I have watched yet another baby work his magic on everyone around him.  I have tiptoed around an umbilical cord stump that refused to fall off, tried to soothe him through very cold baths on a towel on the bathroom floor. Changed diapers that smell cheesy and yeasty, and didn’t hold my nose, admitting softly to myself that I actually kind of like that breastmilk-diaper smell.

I have slept in, napped in the sunny (and not-so-sunny) afternoons, watched movies, done very little housework, occasionally overdone it and paid the price in my incisions. I have gone to way too many medical appointments and never bothered to take work with me, choosing instead to hold a baby and be still instead of productive while I waited in overheated waiting rooms. The last two days, I have lounged back to enjoy the solid, warm soft weight of a child against my chest, pressing my nose to his head to breathe in that scent of Heaven, the smell of chrism, while my lips press against silky eyebrows and satin skin.

And now it is January third, and time is up. The baptism and extended holiday visits from family members have gifted me with some extra days, but now reality begins to settle back in, bit by bit: cooking, cleaning, laundry, lessons, deadlines.
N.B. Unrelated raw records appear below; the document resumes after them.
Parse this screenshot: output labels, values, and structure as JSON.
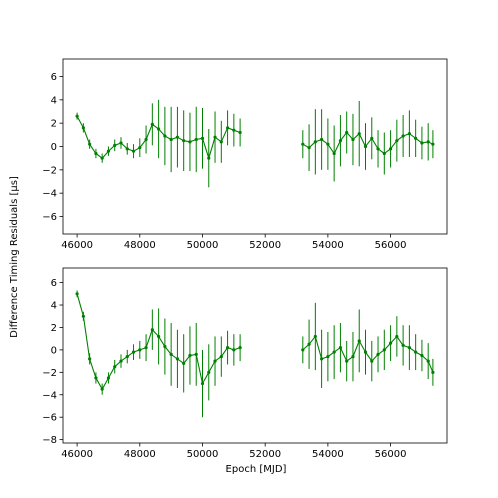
{
  "figure": {
    "ylabel": "Difference Timing Residuals [μs]",
    "xlabel": "Epoch [MJD]"
  },
  "chart_data": [
    {
      "type": "scatter",
      "panel": "top",
      "xlim": [
        45550,
        57800
      ],
      "ylim": [
        -7.5,
        7.5
      ],
      "xticks": [
        "46000",
        "48000",
        "50000",
        "52000",
        "54000",
        "56000"
      ],
      "yticks": [
        "−6",
        "−4",
        "−2",
        "0",
        "2",
        "4",
        "6"
      ],
      "grid": false,
      "series": [
        {
          "color": "#008000",
          "marker": "point with vertical error bar",
          "x": [
            46000,
            46200,
            46400,
            46600,
            46800,
            47000,
            47200,
            47400,
            47600,
            47800,
            48000,
            48200,
            48400,
            48600,
            48800,
            49000,
            49200,
            49400,
            49600,
            49800,
            50000,
            50200,
            50400,
            50600,
            50800,
            51000,
            51200,
            53200,
            53400,
            53600,
            53800,
            54000,
            54200,
            54400,
            54600,
            54800,
            55000,
            55200,
            55400,
            55600,
            55800,
            56000,
            56200,
            56400,
            56600,
            56800,
            57000,
            57200,
            57350
          ],
          "y": [
            2.6,
            1.6,
            0.2,
            -0.6,
            -1.0,
            -0.4,
            0.1,
            0.3,
            -0.2,
            -0.4,
            -0.1,
            0.6,
            1.9,
            1.5,
            0.9,
            0.6,
            0.8,
            0.5,
            0.4,
            0.6,
            0.7,
            -1.0,
            0.8,
            0.4,
            1.6,
            1.4,
            1.2,
            0.2,
            -0.1,
            0.4,
            0.6,
            0.2,
            -0.6,
            0.5,
            1.2,
            0.6,
            1.1,
            0.0,
            0.7,
            -0.2,
            -0.6,
            -0.2,
            0.5,
            0.9,
            1.1,
            0.7,
            0.3,
            0.4,
            0.2
          ],
          "err": [
            0.3,
            0.4,
            0.4,
            0.4,
            0.4,
            0.4,
            0.5,
            0.5,
            0.5,
            0.6,
            0.8,
            1.2,
            1.8,
            2.5,
            2.5,
            2.8,
            2.6,
            2.6,
            2.5,
            2.8,
            2.6,
            2.5,
            2.2,
            1.8,
            1.5,
            1.4,
            1.2,
            1.2,
            2.0,
            2.8,
            2.6,
            2.2,
            2.4,
            2.2,
            1.8,
            2.2,
            2.8,
            2.0,
            1.8,
            1.6,
            1.8,
            1.6,
            1.8,
            1.8,
            2.0,
            1.6,
            1.4,
            1.6,
            1.2
          ]
        }
      ]
    },
    {
      "type": "scatter",
      "panel": "bottom",
      "xlim": [
        45550,
        57800
      ],
      "ylim": [
        -8.3,
        7.3
      ],
      "xticks": [
        "46000",
        "48000",
        "50000",
        "52000",
        "54000",
        "56000"
      ],
      "yticks": [
        "−8",
        "−6",
        "−4",
        "−2",
        "0",
        "2",
        "4",
        "6"
      ],
      "grid": false,
      "series": [
        {
          "color": "#008000",
          "marker": "point with vertical error bar",
          "x": [
            46000,
            46200,
            46400,
            46600,
            46800,
            47000,
            47200,
            47400,
            47600,
            47800,
            48000,
            48200,
            48400,
            48600,
            48800,
            49000,
            49200,
            49400,
            49600,
            49800,
            50000,
            50200,
            50400,
            50600,
            50800,
            51000,
            51200,
            53200,
            53400,
            53600,
            53800,
            54000,
            54200,
            54400,
            54600,
            54800,
            55000,
            55200,
            55400,
            55600,
            55800,
            56000,
            56200,
            56400,
            56600,
            56800,
            57000,
            57200,
            57350
          ],
          "y": [
            5.0,
            3.0,
            -0.8,
            -2.5,
            -3.5,
            -2.5,
            -1.5,
            -1.0,
            -0.6,
            -0.2,
            0.0,
            0.2,
            1.8,
            1.2,
            0.3,
            -0.4,
            -0.8,
            -1.2,
            -0.5,
            -0.4,
            -3.0,
            -2.0,
            -1.0,
            -0.6,
            0.2,
            0.0,
            0.2,
            0.0,
            0.5,
            1.2,
            -0.8,
            -0.6,
            -0.2,
            0.2,
            -1.0,
            -0.6,
            0.8,
            -0.2,
            -1.0,
            -0.4,
            0.0,
            0.6,
            1.2,
            0.4,
            0.2,
            -0.2,
            -0.5,
            -1.0,
            -2.0
          ],
          "err": [
            0.3,
            0.4,
            0.5,
            0.5,
            0.5,
            0.5,
            0.6,
            0.6,
            0.6,
            0.7,
            0.8,
            1.2,
            1.8,
            2.5,
            2.5,
            2.8,
            2.6,
            2.6,
            2.6,
            2.8,
            3.0,
            2.5,
            2.2,
            1.8,
            1.5,
            1.4,
            1.2,
            1.2,
            2.2,
            3.0,
            2.6,
            2.2,
            2.4,
            2.2,
            1.8,
            2.2,
            2.8,
            2.0,
            1.8,
            1.6,
            1.8,
            1.6,
            1.8,
            1.8,
            2.0,
            1.6,
            1.4,
            1.6,
            1.2
          ]
        }
      ]
    }
  ]
}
But the experience has taught me that I need a new balance for a new year–one that achieves fewer words or notes on a page and more moments. One that involves being present when my children are filling my soul instead of keeping my brain busy in the background working on some problem to be solved at naptime.

Today is bath day, and I think when I put Michael in the tub for the first time (his recalcitrant cord finally gave up the ghost on the last night of the old year), I won’t wash his hair. Maybe not the next time, either. The smell of chrism won’t last forever–the scent of Heaven will fade along with the inner hum of stillness found this past month, as normal life settles in once more. But while it lasts, I can use it to anchor myself in the resolve for this new year.